According to the USPTO it’s dead. Does it need to be refiled?

“Certified Master Inspector” is a live trademark. “CMI” is dead as are all the uses of “Certified Mold Inspector”. I can’t see how using CMI as an abbreviation of Certified Mold Inspector would be a legal problem but them I’m not a lawyer.

Ron, someone who is not a Certified Master Inspector using CMI, which is the acronym for the protected, registerd, Federal certification mark “Certified Master Inspector” in the inspection industry (they could use CMI to describe “Cookies Made Instantly” or something in another industry) would be infringing on our Mark.

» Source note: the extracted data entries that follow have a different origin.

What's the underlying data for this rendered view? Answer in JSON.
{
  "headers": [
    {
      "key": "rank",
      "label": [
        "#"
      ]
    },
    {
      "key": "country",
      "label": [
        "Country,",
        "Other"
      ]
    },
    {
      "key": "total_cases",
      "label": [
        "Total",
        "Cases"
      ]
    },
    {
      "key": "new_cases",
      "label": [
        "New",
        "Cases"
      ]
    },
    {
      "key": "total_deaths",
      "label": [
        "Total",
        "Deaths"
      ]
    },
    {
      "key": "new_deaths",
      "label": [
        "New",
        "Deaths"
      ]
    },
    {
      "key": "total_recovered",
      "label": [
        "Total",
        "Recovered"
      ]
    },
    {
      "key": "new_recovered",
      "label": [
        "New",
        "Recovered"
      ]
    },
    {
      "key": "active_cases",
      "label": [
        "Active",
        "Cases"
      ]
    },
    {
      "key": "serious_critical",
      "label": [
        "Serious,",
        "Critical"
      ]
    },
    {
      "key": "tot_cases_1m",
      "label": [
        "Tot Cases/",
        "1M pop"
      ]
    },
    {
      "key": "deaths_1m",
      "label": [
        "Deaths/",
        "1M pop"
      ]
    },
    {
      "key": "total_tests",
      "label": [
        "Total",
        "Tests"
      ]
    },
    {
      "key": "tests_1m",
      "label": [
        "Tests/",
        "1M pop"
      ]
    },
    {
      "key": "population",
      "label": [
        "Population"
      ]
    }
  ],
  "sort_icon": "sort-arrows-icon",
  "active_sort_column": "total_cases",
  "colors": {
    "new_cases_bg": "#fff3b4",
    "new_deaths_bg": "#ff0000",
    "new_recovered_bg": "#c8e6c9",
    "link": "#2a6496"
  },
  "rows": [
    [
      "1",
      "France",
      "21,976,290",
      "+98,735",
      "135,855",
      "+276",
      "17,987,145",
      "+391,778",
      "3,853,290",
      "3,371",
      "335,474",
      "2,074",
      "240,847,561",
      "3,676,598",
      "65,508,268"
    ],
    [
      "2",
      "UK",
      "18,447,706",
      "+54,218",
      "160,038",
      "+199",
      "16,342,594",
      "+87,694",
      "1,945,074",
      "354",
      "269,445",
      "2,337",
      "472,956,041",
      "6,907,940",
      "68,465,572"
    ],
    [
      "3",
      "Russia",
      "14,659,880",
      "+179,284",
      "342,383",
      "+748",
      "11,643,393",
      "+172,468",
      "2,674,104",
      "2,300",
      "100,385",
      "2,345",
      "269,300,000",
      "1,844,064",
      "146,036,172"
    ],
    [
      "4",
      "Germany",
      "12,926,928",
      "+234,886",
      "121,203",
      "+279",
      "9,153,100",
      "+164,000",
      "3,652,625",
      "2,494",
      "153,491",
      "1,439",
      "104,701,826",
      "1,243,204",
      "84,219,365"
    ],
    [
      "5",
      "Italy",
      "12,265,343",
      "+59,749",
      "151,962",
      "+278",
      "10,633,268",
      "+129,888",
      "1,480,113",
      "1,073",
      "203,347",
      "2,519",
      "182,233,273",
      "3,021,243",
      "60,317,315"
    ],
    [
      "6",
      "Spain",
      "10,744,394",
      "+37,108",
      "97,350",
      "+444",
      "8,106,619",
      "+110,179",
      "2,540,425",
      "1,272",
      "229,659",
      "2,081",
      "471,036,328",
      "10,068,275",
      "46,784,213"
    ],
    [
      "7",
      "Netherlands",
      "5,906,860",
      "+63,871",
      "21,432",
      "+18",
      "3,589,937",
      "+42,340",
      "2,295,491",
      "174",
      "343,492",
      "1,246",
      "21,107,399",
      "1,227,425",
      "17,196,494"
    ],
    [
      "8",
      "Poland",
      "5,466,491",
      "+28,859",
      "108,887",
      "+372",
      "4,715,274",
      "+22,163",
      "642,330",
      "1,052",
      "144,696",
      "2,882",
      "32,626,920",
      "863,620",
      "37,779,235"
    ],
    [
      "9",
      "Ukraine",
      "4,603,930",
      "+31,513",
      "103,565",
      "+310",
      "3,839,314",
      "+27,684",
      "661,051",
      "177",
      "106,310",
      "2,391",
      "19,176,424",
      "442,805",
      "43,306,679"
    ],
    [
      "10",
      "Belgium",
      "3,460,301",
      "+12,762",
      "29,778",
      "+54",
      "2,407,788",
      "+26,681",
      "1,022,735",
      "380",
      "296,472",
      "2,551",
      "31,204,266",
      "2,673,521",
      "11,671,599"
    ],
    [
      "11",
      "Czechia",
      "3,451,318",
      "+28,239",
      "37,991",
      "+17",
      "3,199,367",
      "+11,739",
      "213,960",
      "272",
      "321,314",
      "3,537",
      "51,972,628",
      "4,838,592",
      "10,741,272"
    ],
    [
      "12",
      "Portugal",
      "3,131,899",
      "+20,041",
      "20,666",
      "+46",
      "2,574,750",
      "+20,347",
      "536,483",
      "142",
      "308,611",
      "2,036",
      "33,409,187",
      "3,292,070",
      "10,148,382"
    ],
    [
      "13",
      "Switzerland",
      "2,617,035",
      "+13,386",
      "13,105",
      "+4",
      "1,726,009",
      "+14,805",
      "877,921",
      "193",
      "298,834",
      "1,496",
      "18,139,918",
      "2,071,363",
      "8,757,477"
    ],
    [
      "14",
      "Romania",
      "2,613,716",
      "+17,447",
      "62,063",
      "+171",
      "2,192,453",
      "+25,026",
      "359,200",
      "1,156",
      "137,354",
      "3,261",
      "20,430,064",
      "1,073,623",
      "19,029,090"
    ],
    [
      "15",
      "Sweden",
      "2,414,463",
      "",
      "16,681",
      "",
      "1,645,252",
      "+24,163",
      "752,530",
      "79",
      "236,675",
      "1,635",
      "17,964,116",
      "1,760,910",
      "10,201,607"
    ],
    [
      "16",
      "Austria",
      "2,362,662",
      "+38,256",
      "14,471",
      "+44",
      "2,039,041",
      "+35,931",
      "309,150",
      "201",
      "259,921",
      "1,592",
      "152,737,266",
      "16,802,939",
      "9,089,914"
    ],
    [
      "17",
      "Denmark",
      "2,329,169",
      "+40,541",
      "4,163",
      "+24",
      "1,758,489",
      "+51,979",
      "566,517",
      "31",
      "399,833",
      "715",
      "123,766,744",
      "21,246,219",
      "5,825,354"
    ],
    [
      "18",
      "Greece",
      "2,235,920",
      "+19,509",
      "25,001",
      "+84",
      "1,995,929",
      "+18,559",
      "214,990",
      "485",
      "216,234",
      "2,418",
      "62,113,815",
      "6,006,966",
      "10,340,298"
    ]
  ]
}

Certified Mold Inspector has no trademark protection, nor does someone using it to justify infringing on our mark through a deceptively similar (actually the exact) acronym of a registered mark within the inspection industry.

I am a NACHI member.

I am not a Certified Master Inspector.

I am a Certified Mold Inspector.

Would you allow me to refer to myself as a “CMI”? I think not. Correct?


I do not own International Business Machines (IBM).

I instead start International Business Machinery.

Can I call my company “IBM”? I think not.


Why is the CMI federally registered certicfication mark coming up as dead at the USPTO?

Most infringements are not exact copies, but rather deceptively similarities in some way.

Joe: Because CMI was too deceptively similar to an existing, registered Federal Certification mark out there… that being “Certified Master Inspector.”

The USPTO will not issue a mark if it infringes on an existing registered mark.